London Film Festival Review: Ginger & Rosa

Ben_Fowler
By Ben_Fowler Last edited 138 months ago

Last Updated 23 October 2012

London Film Festival Review: Ginger & Rosa

Best known for her gender-bending adaptation of Orlando, Sally Potter has made her most accessible film to date with Ginger & Rosa, a coming-of-age story set in London during the Cuban missile crisis.

Elle Fanning plays Ginger, the daughter of frustrated radicals Roland and Nat (Alessandro Nivola and Christina Hendricks). As her best friend Rosa (Alice Englert) becomes ever more confident in her sexuality, seducing Roland with insouciant ease, Ginger begins attending ban the bomb meetings, absorbing the ideals of her parents’ liberal friends. While the two girls drift apart, Ginger struggles to make her beliefs fit with the realities of incipient adulthood.

Ginger & Rosa is a film that’s occasionally fascinating, but which at times feels light enough to float away entirely. Fanning gives an extraordinarily perceptive performance as Ginger, terrified not only of the Cuban missile crisis, but also of losing the people around her. Potter is especially good in making observations on how people adopt certain ideals to fit their own desires, and there are also some nice, sparely scripted moments between the two girls that draw the battle lines of their friendship in interesting ways. This is characterised in the film’s vision of London, a city that’s as terrifying and vague to Ginger as it is exciting and revolutionary to Rosa.

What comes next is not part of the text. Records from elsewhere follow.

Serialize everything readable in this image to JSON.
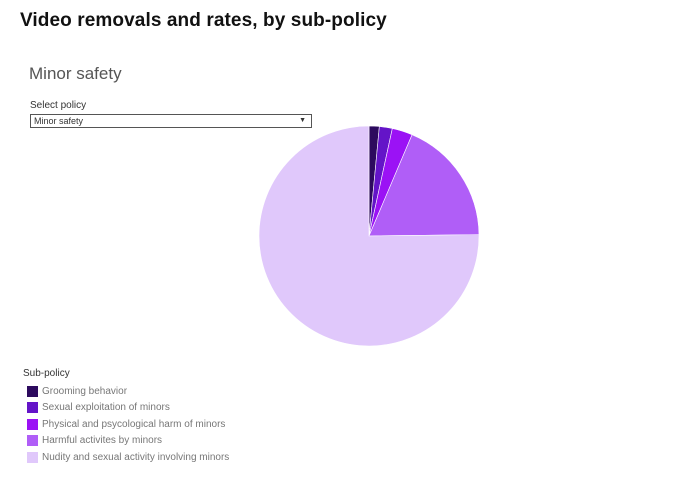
{
  "page": {
    "title": "Video removals and rates, by sub-policy",
    "section_title": "Minor safety"
  },
  "filter": {
    "label": "Select policy",
    "selected": "Minor safety",
    "caret_icon": "chevron-down-icon"
  },
  "chart_data": {
    "type": "pie",
    "title": "Minor safety",
    "legend_title": "Sub-policy",
    "legend_position": "bottom-left",
    "categories": [
      "Grooming behavior",
      "Sexual exploitation of minors",
      "Physical and psycological harm of minors",
      "Harmful activites by minors",
      "Nudity and sexual activity involving minors"
    ],
    "values": [
      1.5,
      1.9,
      3.0,
      18.4,
      75.2
    ],
    "colors": [
      "#2d0a5e",
      "#6414c8",
      "#9b12f5",
      "#b05ef7",
      "#e0c8fb"
    ]
  }
}
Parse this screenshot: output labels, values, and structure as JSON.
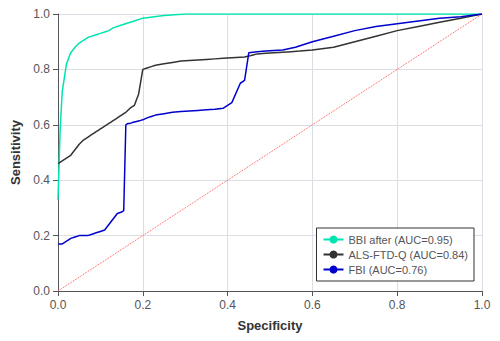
{
  "chart_data": {
    "type": "line",
    "xlabel": "Specificity",
    "ylabel": "Sensitivity",
    "xlim": [
      0,
      1.0
    ],
    "ylim": [
      0,
      1.0
    ],
    "xticks": [
      {
        "value": 0,
        "label": "0.0"
      },
      0.2,
      0.4,
      0.6,
      0.8,
      {
        "value": 1.0,
        "label": "1.0"
      }
    ],
    "yticks": [
      {
        "value": 0,
        "label": "0.0"
      },
      0.2,
      0.4,
      0.6,
      0.8,
      {
        "value": 1.0,
        "label": "1.0"
      }
    ],
    "grid": true,
    "legend": "lower right",
    "series": [
      {
        "color": "#ff5555",
        "line_style": "dotted",
        "marker": "none",
        "x": [
          0,
          1
        ],
        "values": [
          0,
          1
        ]
      },
      {
        "name": "BBI after (AUC=0.95)",
        "color": "#00e5b0",
        "line_style": "solid",
        "marker": "none",
        "x": [
          0.0,
          0.005,
          0.01,
          0.02,
          0.03,
          0.04,
          0.05,
          0.06,
          0.07,
          0.08,
          0.09,
          0.1,
          0.11,
          0.12,
          0.13,
          0.15,
          0.18,
          0.2,
          0.25,
          0.3,
          0.4,
          0.5,
          0.6,
          0.7,
          0.8,
          0.9,
          1.0
        ],
        "values": [
          0.33,
          0.58,
          0.72,
          0.82,
          0.86,
          0.88,
          0.895,
          0.905,
          0.915,
          0.92,
          0.925,
          0.93,
          0.935,
          0.94,
          0.95,
          0.96,
          0.975,
          0.985,
          0.995,
          1.0,
          1.0,
          1.0,
          1.0,
          1.0,
          1.0,
          1.0,
          1.0
        ]
      },
      {
        "name": "ALS-FTD-Q (AUC=0.84)",
        "color": "#333333",
        "line_style": "solid",
        "marker": "none",
        "x": [
          0.0,
          0.01,
          0.02,
          0.03,
          0.04,
          0.05,
          0.06,
          0.07,
          0.075,
          0.08,
          0.085,
          0.09,
          0.095,
          0.1,
          0.105,
          0.11,
          0.115,
          0.12,
          0.125,
          0.13,
          0.135,
          0.14,
          0.145,
          0.15,
          0.155,
          0.16,
          0.17,
          0.18,
          0.19,
          0.2,
          0.21,
          0.22,
          0.23,
          0.25,
          0.27,
          0.29,
          0.31,
          0.33,
          0.35,
          0.37,
          0.39,
          0.41,
          0.43,
          0.44,
          0.45,
          0.46,
          0.47,
          0.49,
          0.51,
          0.53,
          0.55,
          0.57,
          0.6,
          0.65,
          0.7,
          0.75,
          0.8,
          0.85,
          0.9,
          0.95,
          1.0
        ],
        "values": [
          0.46,
          0.47,
          0.48,
          0.49,
          0.51,
          0.53,
          0.545,
          0.555,
          0.56,
          0.565,
          0.57,
          0.575,
          0.58,
          0.585,
          0.59,
          0.595,
          0.6,
          0.605,
          0.61,
          0.615,
          0.62,
          0.625,
          0.63,
          0.635,
          0.64,
          0.645,
          0.66,
          0.67,
          0.71,
          0.8,
          0.805,
          0.81,
          0.815,
          0.82,
          0.825,
          0.83,
          0.832,
          0.834,
          0.836,
          0.838,
          0.84,
          0.842,
          0.844,
          0.845,
          0.848,
          0.852,
          0.856,
          0.858,
          0.86,
          0.862,
          0.864,
          0.866,
          0.87,
          0.88,
          0.9,
          0.92,
          0.94,
          0.955,
          0.97,
          0.985,
          1.0
        ]
      },
      {
        "name": "FBI (AUC=0.76)",
        "color": "#0000cc",
        "line_style": "solid",
        "marker": "none",
        "x": [
          0.0,
          0.005,
          0.01,
          0.015,
          0.02,
          0.025,
          0.03,
          0.04,
          0.05,
          0.06,
          0.07,
          0.08,
          0.09,
          0.1,
          0.11,
          0.12,
          0.13,
          0.14,
          0.15,
          0.155,
          0.16,
          0.165,
          0.17,
          0.175,
          0.18,
          0.185,
          0.19,
          0.195,
          0.2,
          0.21,
          0.22,
          0.23,
          0.25,
          0.27,
          0.29,
          0.31,
          0.33,
          0.35,
          0.37,
          0.39,
          0.41,
          0.43,
          0.44,
          0.45,
          0.46,
          0.47,
          0.49,
          0.51,
          0.53,
          0.56,
          0.6,
          0.65,
          0.7,
          0.75,
          0.8,
          0.85,
          0.9,
          0.95,
          1.0
        ],
        "values": [
          0.17,
          0.17,
          0.17,
          0.175,
          0.18,
          0.185,
          0.19,
          0.195,
          0.2,
          0.2,
          0.2,
          0.205,
          0.21,
          0.215,
          0.22,
          0.24,
          0.26,
          0.28,
          0.285,
          0.29,
          0.6,
          0.605,
          0.605,
          0.608,
          0.61,
          0.612,
          0.614,
          0.616,
          0.618,
          0.625,
          0.63,
          0.635,
          0.64,
          0.645,
          0.648,
          0.65,
          0.652,
          0.654,
          0.656,
          0.66,
          0.68,
          0.75,
          0.76,
          0.86,
          0.862,
          0.864,
          0.866,
          0.868,
          0.87,
          0.88,
          0.9,
          0.92,
          0.94,
          0.955,
          0.965,
          0.975,
          0.985,
          0.99,
          1.0
        ]
      }
    ]
  }
}
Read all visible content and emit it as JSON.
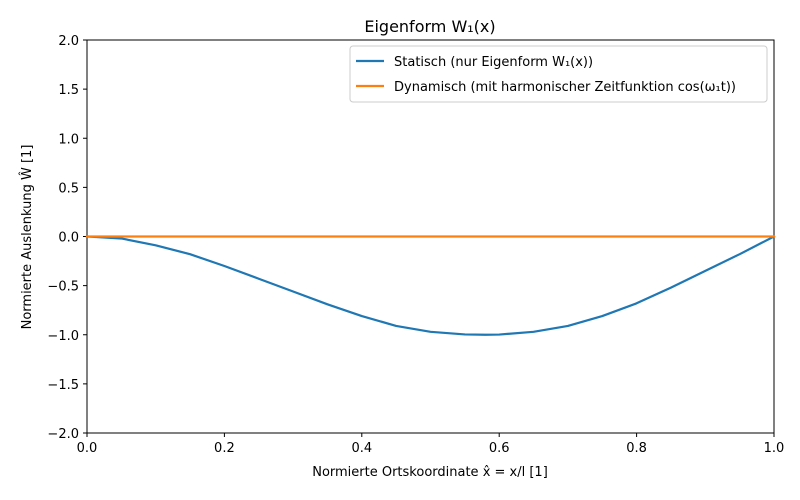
{
  "chart_data": {
    "type": "line",
    "title": "Eigenform W₁(x)",
    "xlabel": "Normierte Ortskoordinate x̂ = x/l  [1]",
    "ylabel": "Normierte Auslenkung Ŵ [1]",
    "xlim": [
      0.0,
      1.0
    ],
    "ylim": [
      -2.0,
      2.0
    ],
    "xticks": [
      "0.0",
      "0.2",
      "0.4",
      "0.6",
      "0.8",
      "1.0"
    ],
    "yticks": [
      "−2.0",
      "−1.5",
      "−1.0",
      "−0.5",
      "0.0",
      "0.5",
      "1.0",
      "1.5",
      "2.0"
    ],
    "grid": false,
    "legend_position": "top-right",
    "series": [
      {
        "name": "Statisch (nur Eigenform W₁(x))",
        "color": "#1f77b4",
        "x": [
          0.0,
          0.05,
          0.1,
          0.15,
          0.2,
          0.25,
          0.3,
          0.35,
          0.4,
          0.45,
          0.5,
          0.55,
          0.58,
          0.6,
          0.65,
          0.7,
          0.75,
          0.8,
          0.85,
          0.9,
          0.95,
          1.0
        ],
        "y": [
          0.0,
          -0.02,
          -0.09,
          -0.18,
          -0.3,
          -0.43,
          -0.56,
          -0.69,
          -0.81,
          -0.91,
          -0.97,
          -0.997,
          -1.0,
          -0.998,
          -0.97,
          -0.91,
          -0.81,
          -0.68,
          -0.52,
          -0.35,
          -0.18,
          0.0
        ]
      },
      {
        "name": "Dynamisch (mit harmonischer Zeitfunktion cos(ω₁t))",
        "color": "#ff7f0e",
        "x": [
          0.0,
          0.25,
          0.5,
          0.75,
          1.0
        ],
        "y": [
          0.0,
          0.0,
          0.0,
          0.0,
          0.0
        ]
      }
    ]
  }
}
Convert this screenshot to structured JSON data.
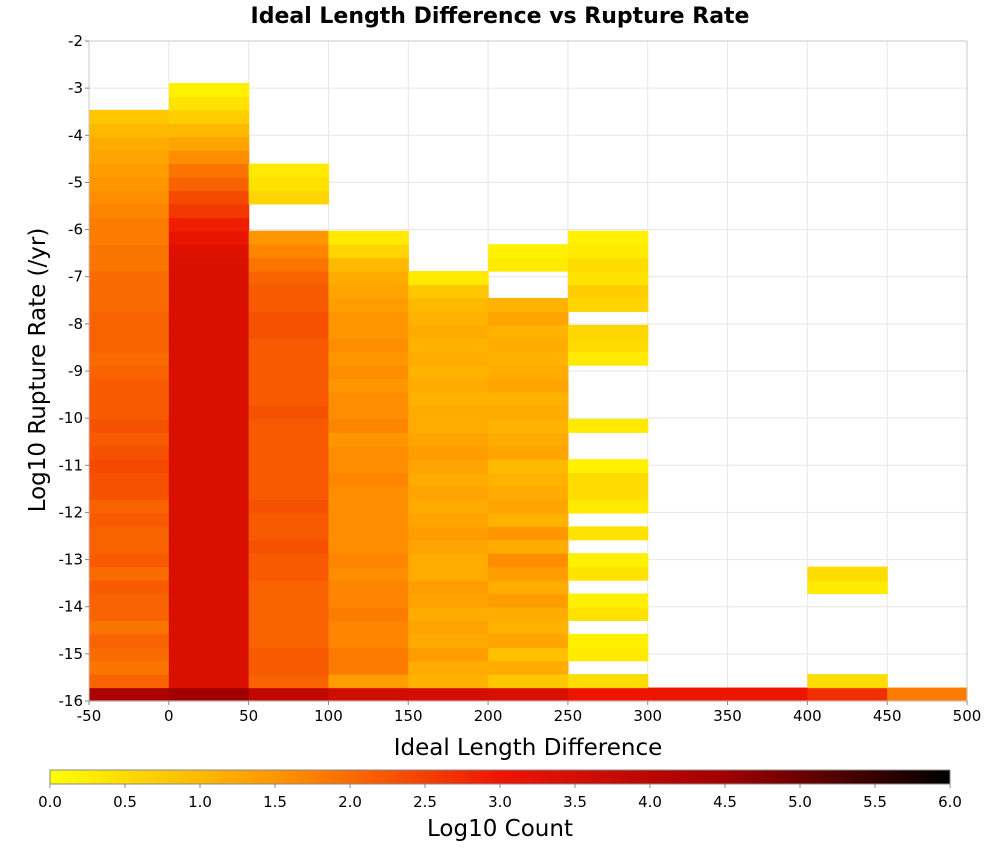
{
  "chart_data": {
    "type": "heatmap",
    "title": "Ideal Length Difference vs Rupture Rate",
    "xlabel": "Ideal Length Difference",
    "ylabel": "Log10 Rupture Rate (/yr)",
    "xlim": [
      -50,
      500
    ],
    "ylim": [
      -16,
      -2
    ],
    "x_ticks": [
      -50,
      0,
      50,
      100,
      150,
      200,
      250,
      300,
      350,
      400,
      450,
      500
    ],
    "y_ticks": [
      -2,
      -3,
      -4,
      -5,
      -6,
      -7,
      -8,
      -9,
      -10,
      -11,
      -12,
      -13,
      -14,
      -15,
      -16
    ],
    "grid": true,
    "x_bin_width": 50,
    "y_bin_height": 0.285,
    "colorbar": {
      "label": "Log10 Count",
      "range": [
        0,
        6
      ],
      "ticks": [
        "0.0",
        "0.5",
        "1.0",
        "1.5",
        "2.0",
        "2.5",
        "3.0",
        "3.5",
        "4.0",
        "4.5",
        "5.0",
        "5.5",
        "6.0"
      ],
      "colors": [
        "#ffff00",
        "#ff9600",
        "#ee1500",
        "#a00000",
        "#000000"
      ]
    },
    "columns": [
      {
        "x": -25,
        "y_bottom": -16,
        "values": [
          4.3,
          2.1,
          1.9,
          2.0,
          2.1,
          1.9,
          2.1,
          2.1,
          2.2,
          2.0,
          2.2,
          2.1,
          2.1,
          2.2,
          2.1,
          2.3,
          2.3,
          2.4,
          2.3,
          2.2,
          2.3,
          2.2,
          2.2,
          2.2,
          2.1,
          2.0,
          2.1,
          2.1,
          2.1,
          2.0,
          2.0,
          2.0,
          1.9,
          1.9,
          1.8,
          1.8,
          1.7,
          1.6,
          1.5,
          1.4,
          1.3,
          1.2,
          1.0,
          0.8
        ]
      },
      {
        "x": 25,
        "y_bottom": -16,
        "values": [
          4.5,
          3.4,
          3.4,
          3.4,
          3.4,
          3.4,
          3.4,
          3.4,
          3.4,
          3.4,
          3.4,
          3.4,
          3.4,
          3.4,
          3.4,
          3.4,
          3.4,
          3.4,
          3.4,
          3.4,
          3.4,
          3.4,
          3.4,
          3.4,
          3.4,
          3.4,
          3.4,
          3.4,
          3.4,
          3.4,
          3.4,
          3.4,
          3.4,
          3.3,
          3.1,
          2.9,
          2.6,
          2.4,
          2.1,
          1.9,
          1.6,
          1.3,
          1.0,
          0.7,
          0.4,
          0.2
        ]
      },
      {
        "x": 75,
        "y_bottom": -16,
        "values": [
          3.9,
          2.1,
          2.2,
          2.2,
          2.1,
          2.1,
          2.1,
          2.1,
          2.1,
          2.2,
          2.2,
          2.3,
          2.2,
          2.2,
          2.3,
          2.2,
          2.2,
          2.2,
          2.2,
          2.2,
          2.2,
          2.3,
          2.2,
          2.2,
          2.2,
          2.2,
          2.2,
          2.3,
          2.3,
          2.2,
          2.2,
          2.1,
          1.9,
          1.7,
          1.5,
          null,
          null,
          0.6,
          0.4,
          0.3
        ]
      },
      {
        "x": 125,
        "y_bottom": -16,
        "values": [
          3.6,
          1.4,
          1.8,
          1.8,
          1.7,
          1.7,
          1.8,
          1.7,
          1.7,
          1.6,
          1.7,
          1.6,
          1.6,
          1.6,
          1.6,
          1.6,
          1.7,
          1.6,
          1.6,
          1.5,
          1.7,
          1.6,
          1.6,
          1.5,
          1.6,
          1.5,
          1.6,
          1.5,
          1.5,
          1.4,
          1.3,
          1.2,
          1.0,
          0.6,
          0.3
        ]
      },
      {
        "x": 175,
        "y_bottom": -16,
        "values": [
          3.5,
          1.1,
          1.2,
          1.4,
          1.2,
          1.3,
          1.2,
          1.3,
          1.4,
          1.2,
          1.2,
          1.3,
          1.4,
          1.3,
          1.2,
          1.3,
          1.2,
          1.3,
          1.4,
          1.3,
          1.2,
          1.2,
          1.1,
          1.2,
          1.1,
          1.2,
          1.1,
          1.2,
          1.1,
          1.0,
          0.8,
          0.3
        ]
      },
      {
        "x": 225,
        "y_bottom": -16,
        "values": [
          3.4,
          0.8,
          1.2,
          0.9,
          1.3,
          1.1,
          1.2,
          1.4,
          1.2,
          1.4,
          1.6,
          1.2,
          1.5,
          1.1,
          1.3,
          1.2,
          1.1,
          1.0,
          1.3,
          1.2,
          1.1,
          1.2,
          1.1,
          1.3,
          1.2,
          1.1,
          1.2,
          1.1,
          1.3,
          1.1,
          null,
          null,
          0.3,
          0.2
        ]
      },
      {
        "x": 275,
        "y_bottom": -16,
        "values": [
          3.0,
          0.5,
          null,
          0.3,
          0.2,
          null,
          0.4,
          0.2,
          null,
          0.4,
          0.2,
          null,
          0.4,
          null,
          0.3,
          0.5,
          0.5,
          0.2,
          null,
          null,
          0.3,
          null,
          null,
          null,
          null,
          0.3,
          0.5,
          0.6,
          null,
          0.6,
          0.7,
          0.4,
          0.5,
          0.3,
          0.2
        ]
      },
      {
        "x": 325,
        "y_bottom": -16,
        "values": [
          3.0
        ]
      },
      {
        "x": 375,
        "y_bottom": -16,
        "values": [
          3.0
        ]
      },
      {
        "x": 425,
        "y_bottom": -16,
        "values": [
          2.7,
          0.5,
          null,
          null,
          null,
          null,
          null,
          null,
          0.3,
          0.5
        ]
      },
      {
        "x": 475,
        "y_bottom": -16,
        "values": [
          1.8
        ]
      }
    ]
  }
}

Ultimately, however, the film feels strangely over-determined, forcing the connection between the threat of the missile crisis and Ginger’s own crumbling worldview. It’s a scripting error that is at odds with Robbie Ryan’s ethereal cinematography and the refusal to simplify Ginger and Rosa’s turbulent relationship elsewhere. Some of Potter’s characters also steer dangerously close to parody, in particular Hendricks, poorly cast as Ginger’s put-upon mother and struggling with the accent. It’s a film with several striking moments, quietly intelligent and watchful, but which nevertheless never quite catches fire.

Ginger & Rosa aired as part of this year’s London Film Festival and is now on general release.